Michele R. Davidson completed her ADN degree from Marymount University and worked in multiple women's health specialty areas including postpartum, newborn nursery, high-risk nursery, labor and delivery, reproductive endocrinology, gynecology medical-surgical, and oncology units as a registered nurse while obtaining a BSN from George Mason University. Dr. Davidson earned her MSN and a nurse-midwifery certificate at Case Western Reserve University and continued to work as a full-scope nurse-midwife for 16 years. She has delivered over 1,000 babies during her career as a nurse-midwife.

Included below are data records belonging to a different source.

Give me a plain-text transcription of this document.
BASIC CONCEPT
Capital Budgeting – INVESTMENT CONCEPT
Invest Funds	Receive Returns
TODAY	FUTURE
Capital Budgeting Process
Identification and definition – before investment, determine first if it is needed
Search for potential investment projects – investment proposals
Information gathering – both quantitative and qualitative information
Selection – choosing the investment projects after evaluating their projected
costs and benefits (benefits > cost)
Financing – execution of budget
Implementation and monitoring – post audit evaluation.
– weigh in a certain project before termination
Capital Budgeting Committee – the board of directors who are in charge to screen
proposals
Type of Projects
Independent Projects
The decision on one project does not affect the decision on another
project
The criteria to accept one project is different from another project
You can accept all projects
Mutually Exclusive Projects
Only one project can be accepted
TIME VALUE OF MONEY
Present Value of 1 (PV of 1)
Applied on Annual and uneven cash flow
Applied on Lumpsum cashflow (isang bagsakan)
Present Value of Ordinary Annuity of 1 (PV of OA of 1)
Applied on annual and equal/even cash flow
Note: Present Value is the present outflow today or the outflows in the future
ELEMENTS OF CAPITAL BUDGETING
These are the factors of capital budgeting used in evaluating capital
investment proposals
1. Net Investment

She completed her PhD in nursing administration and healthcare policy at George Mason University (GMU) and began teaching at GMU in 1999 while continuing in her role as a nurse- midwife. Dr. Davidson serves as the Coordinator for the PhD program in the School of Nursing. She has an interest in women's mental health and focuses her research on perinatal and postpartum mood and anxiety disorders. Dr. Davidson also has an interest in the care of individuals with disabilities; she serves as a member of the Loudoun County Disability Advisory Committee and is a disability advocate in her community. She was a member of the American College of Nurse-Midwives Certification Council, the body that writes the national certification examination for certified nurse-midwives. She is a member of numerous editorial and advisory boards and has a passion for writing. In 2000, Dr. Davidson developed an immersion clinical experience for GMU students on a remote island in the Chesapeake Bay. In 2003, she founded the Smith Island Foundation, a nonprofit organization in which she served as executive director for eight years. Dr. Davidson has also completed certifications in lactation consulting, forensic nursing, and surgical first assistant. In 2012, her book, A Nurse's Guide to Women's Mental Health, won an American Journal of Nursing Book Award. In her free time, she enjoys spending time with her mother, writing, gardening, Internet surfing, and spending time on Smith Island with her nurse-practitioner husband, Nathan, and their four active children, Hayden, Chloe, Caroline, and Grant. Dr. Davidson and her family love the Eastern Shore of Maryland and continue to be part-time residents of Smith Island.